Debito ao Encontro Nacional do Movimento Democrático Brasileiro – MDB –, realizado em maio de 1971, na cidade de Recife, o início da grande marcha pública da luta pela anistia em nosso País, transformada em um amplo movimento de massas capaz de mobilizar milhares de pessoas em praças públicas. A tese já havia sido aprovada no VI Congresso clandestino do Partido Comunista Brasileiro – PCB –, em 1967, mas coube ao MDB, como Partido legal, levá-la ao Congresso, Assembléias Legislativas, Câmaras de Vereadores, abrindo espaços para incorporar ao movimento amplos setores de uma sociedade civil latente, porém ainda cerceada e amedrontada pela força do terror.  

Lembro que, no próprio encontro aludido do MDB, a tese, acompanhada também da proposta de Constituinte, não gozava de unanimidade. De um lado, a favor de sua aprovação, alinharam-se políticos novos e emergentes, e entre eles citamos os pernambucanos Marcos Freire, Jarbas Vasconcelos e Fernando Lyra, o paulista Freitas Nobre, os gaúchos Nadyr Rosseti e Alceu Colares, o carioca Lysâneas Maciel, todos esses juntos conosco, os comunistas. Em nome da prudência e imaginando não ser o momento para forçar o avanço da democracia, ficaram contra a proposta figuras de reconhecidos compromissos com a liberdade, como Tancredo Neves, Thales Ramalho, Ulysses Guimarães – para citarmos alguns –, sendo que este último viria a se transformar, logo adiante, no símbolo nosso da resistência cívica.  

Alimentaram a luta outras iniciativas. Em 1974, Terezinha Zerbini, representando a OAB, lança o Movimento Feminino pela Anistia. Em 1978, é fundado o Comitê Brasileiro pela Anistia, com a incumbência de coordenar todas as ações nesse campo. Ainda em 1978, com o saudoso Senador Teotônio Vilela presidindo a comissão mista do Congresso Nacional, tivemos o privilégio de coordenar, logo após a sanção da anistia, a edição de um livro – que alguns dos senhores inclusive já receberam - que considero quase um vade-mécum, porque nele se encontram – e os senhores verão – não apenas a tramitação da anistia no Congresso, mas aquela vivida nos cárceres, nos exílios, nos movimentos sociais que a apoiavam.  
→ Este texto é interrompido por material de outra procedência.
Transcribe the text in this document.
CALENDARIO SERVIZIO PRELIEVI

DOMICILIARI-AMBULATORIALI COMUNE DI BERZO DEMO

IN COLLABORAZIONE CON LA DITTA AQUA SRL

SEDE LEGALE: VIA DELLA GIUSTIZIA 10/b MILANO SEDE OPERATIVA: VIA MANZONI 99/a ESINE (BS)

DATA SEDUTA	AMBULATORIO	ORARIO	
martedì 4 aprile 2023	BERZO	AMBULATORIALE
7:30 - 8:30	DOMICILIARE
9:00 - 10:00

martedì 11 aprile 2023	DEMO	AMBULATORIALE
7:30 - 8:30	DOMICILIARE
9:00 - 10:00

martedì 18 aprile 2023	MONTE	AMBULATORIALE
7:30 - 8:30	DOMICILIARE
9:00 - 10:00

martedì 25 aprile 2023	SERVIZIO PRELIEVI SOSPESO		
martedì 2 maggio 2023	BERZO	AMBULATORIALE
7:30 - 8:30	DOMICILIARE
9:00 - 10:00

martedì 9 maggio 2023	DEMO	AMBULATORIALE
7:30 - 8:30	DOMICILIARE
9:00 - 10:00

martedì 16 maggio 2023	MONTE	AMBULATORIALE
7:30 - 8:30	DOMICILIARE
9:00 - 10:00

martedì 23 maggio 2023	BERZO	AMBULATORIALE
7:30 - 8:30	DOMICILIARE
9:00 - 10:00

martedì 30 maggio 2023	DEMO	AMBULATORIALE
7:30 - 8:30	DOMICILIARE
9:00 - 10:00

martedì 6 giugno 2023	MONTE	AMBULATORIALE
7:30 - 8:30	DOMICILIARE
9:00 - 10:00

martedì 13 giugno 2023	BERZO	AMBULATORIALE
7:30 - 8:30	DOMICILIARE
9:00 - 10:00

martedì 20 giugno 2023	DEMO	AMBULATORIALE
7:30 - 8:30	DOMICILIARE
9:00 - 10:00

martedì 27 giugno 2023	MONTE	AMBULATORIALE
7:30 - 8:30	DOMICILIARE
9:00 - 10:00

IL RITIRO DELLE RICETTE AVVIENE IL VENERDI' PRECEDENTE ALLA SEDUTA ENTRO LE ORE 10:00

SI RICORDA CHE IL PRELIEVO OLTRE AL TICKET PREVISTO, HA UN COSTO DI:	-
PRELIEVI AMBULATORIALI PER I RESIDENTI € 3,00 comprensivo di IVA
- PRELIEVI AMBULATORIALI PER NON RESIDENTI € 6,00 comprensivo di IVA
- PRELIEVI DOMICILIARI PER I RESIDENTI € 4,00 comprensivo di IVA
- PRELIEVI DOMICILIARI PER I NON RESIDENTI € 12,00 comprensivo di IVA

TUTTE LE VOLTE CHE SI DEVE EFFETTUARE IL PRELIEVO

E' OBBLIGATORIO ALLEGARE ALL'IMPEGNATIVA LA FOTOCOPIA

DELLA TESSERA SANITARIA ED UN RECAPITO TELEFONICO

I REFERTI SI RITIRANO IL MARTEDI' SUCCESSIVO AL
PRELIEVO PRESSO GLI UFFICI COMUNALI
À mesquinharia do governo militar, que enviou e forçou a aprovação no Congresso de um projeto de anistia restrita, pois imaginava ser possível ainda controlar a avalanche democrática que crescia em todo o País, temos exemplos de grande altivez, pessoas que, como falei, mesmo sendo sustentáculos do regime, se posicionavam pela liberdade. Lembro-me do Deputado Djalma Marinho, da Arena do Rio Grande do Norte, autor de uma emenda que, naquele momento de discussão e debate, transformava aquela anistia em ampla, geral e irrestrita. Essa emenda foi derrotada no plenário da Câmara dos Deputados por apenas quatro votos. E, naquela época, a Oposição, restrita ao Movimento Democrático Brasileiro, tinha uma minoria expressiva, porque a maioria da Arena não se poderia falar de nenhuma expressão.  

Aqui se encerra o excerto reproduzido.